13 再会する ②
「えっと、そうです。アリス・キュレルです」
もう一度名を名乗ってみた。お見合い相手――イッシュバルド卿は慌てた顔で謝罪する。
「悪い。知り合いに似ていた気がしたんだ。よく見てみたら、全然違った」
どうしてだろうか。彼を見ていると懐かしく感じてしまう。初対面だから、そんなことはあるはずがない。
アリスは彼と面識があったとか?
でも、日記には彼に該当するような人物は書かれていなかったのよね。
私たちは席には座らずに向かい合い、会話を続ける。
「知り合い……というのは、どのような方なのでしょうか」
「いや、ここにいるはずはない。というか、あいつは生きていてほしい」
イッシュバルド卿は目を伏せて答えた。
やっぱり気になる。というか、女の勘というやつだろうか。
彼が哲平であるという確信しかない。
きっとこれは、私と哲平でしかわからない感覚だ。
哲平は女性が苦手だった。たとえ蕁麻疹の出るような体質じゃなくなっていても、今までのことを脳は覚えている。
だかは、何らかの反応を示すはず。
「あの、大変失礼なことを申し上げますが、触れてみてもいいでしょうか」
「触れる?」
「はい。お願いできませんでしょうか」
彼が返事をする前に、不躾なことだとわかっていながらも、私は彼の手に触れた。
「やめろ!」
イッシュバルド卿は眉間に皺を寄せて後退した。
「誠に申し訳ございませんでした」
私は深々と頭を下げて謝罪した。
さすがにこれくらいで殺されることはないと思うが、縁談は失敗ね。
相手が哲平なら許されるが、そうでないなら、かなり失礼なことをしてしまったんだもの。
そう思いながら、頭を下げ続ける私にイッシュバルド卿が声をかける。
「頭を上げてくれ」
「……ありがとうございます」
ゆっくりと頭を上げて、イッシュバルド卿を見つめる。

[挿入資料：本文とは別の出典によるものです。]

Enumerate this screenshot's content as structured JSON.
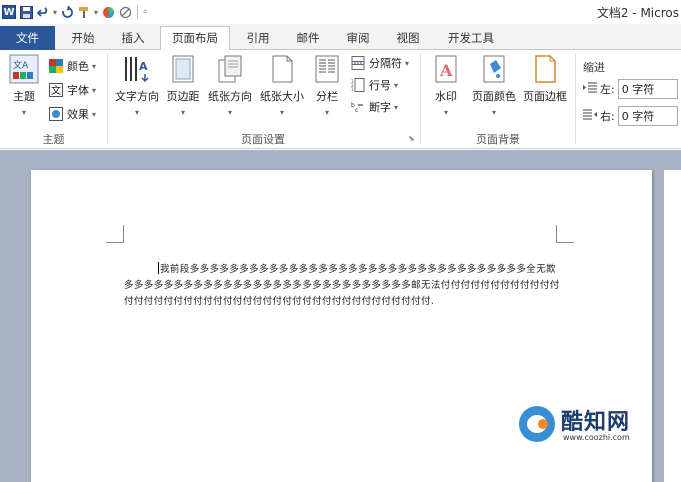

彼は困惑した様子で私を見つめ返した。
「どうして、赤くならねぇんだ?」
口が悪い。貴族がこんな口調で大丈夫なのか。
……いや、違うか。彼の中身は貴族ではない。
「哲平」
名を呼ぶと、彼は目を見開いて息を呑んだ。暫しの沈黙の後、眉尻を下げて口を開く。
「も、もしかして、お前は、あの、ありすなのか?」
「あの、ありすというのは、どのありすでしょう?」
「気が強くて野放しにしたら、何をしでかすかわからない、あのありすだよ!」
「失礼ね」
眉根を寄せて呟く。私の呟きは彼の耳に届いており、再度確認してきた。
「本当にありすなのか?」
「残念ながら、中身はそうよ。あ、この子の名前もアリスなんだけど」
「いや、本当にそうなら、俺としては助かる……いや、良くないか」
「まだ疑う? なんなら、日本語であんたの個人情報を書いてもいいけど?」
「もう疑ってない」
哲平は大きなため息を吐いた後、椅子に座るように促してきた。メイドがお茶を淹れて去っていくと、向かい側に座った哲平はテーブルに両肘をつけて頭を抱えた。
「やっぱりお前も助からなかったんだな」
「というか、私のせいでごめん。私なんて見捨ててれば良かったのに」
「そんなことできるわけねぇだろ」
「哲平だけでも生きていてほしかったの。だけど、助けようとしてくれてありがとう」
礼を言った私を見つめ、哲平は悲しげな表情で首を横に振った。
助からなかったことは残念だけど、今の状況は私にとっては、かなり良いものよね。
「哲平が相手なら本当に助かるわ」
「何がだよ」
「婚約者にしてほしいの」
「は? な、何言ってんだよ、別にお前、俺のことなんて好きじゃないだろ」
哲平はなぜか頬を赤くしている。
何で照れてるのが意味がわからない。
まぁ、哲平も色々と動揺しているのかもしれないわね。そういうことにしておきましょう。
「体の本当の持ち主のために、イッシュバルド公爵家の次男の婚約者という肩書が必要なの」
「……そっちかよ」
「なんなのよ、さっきから。というか、哲平だって婚約者を探しているなら、私にしておいたほうが楽でしょう?」
「まぁな」
哲平は頷き、テーブルに頬杖をついて私を見つめる。
「で、肩書をつかって、何を企んでるんだ?」
「協力してくれるの?」
「内容による」
「長くなるけどいい?」
「かまわない」
まだ温かい紅茶で喉を潤してから、私はアリス・キュレルについて話を始めた。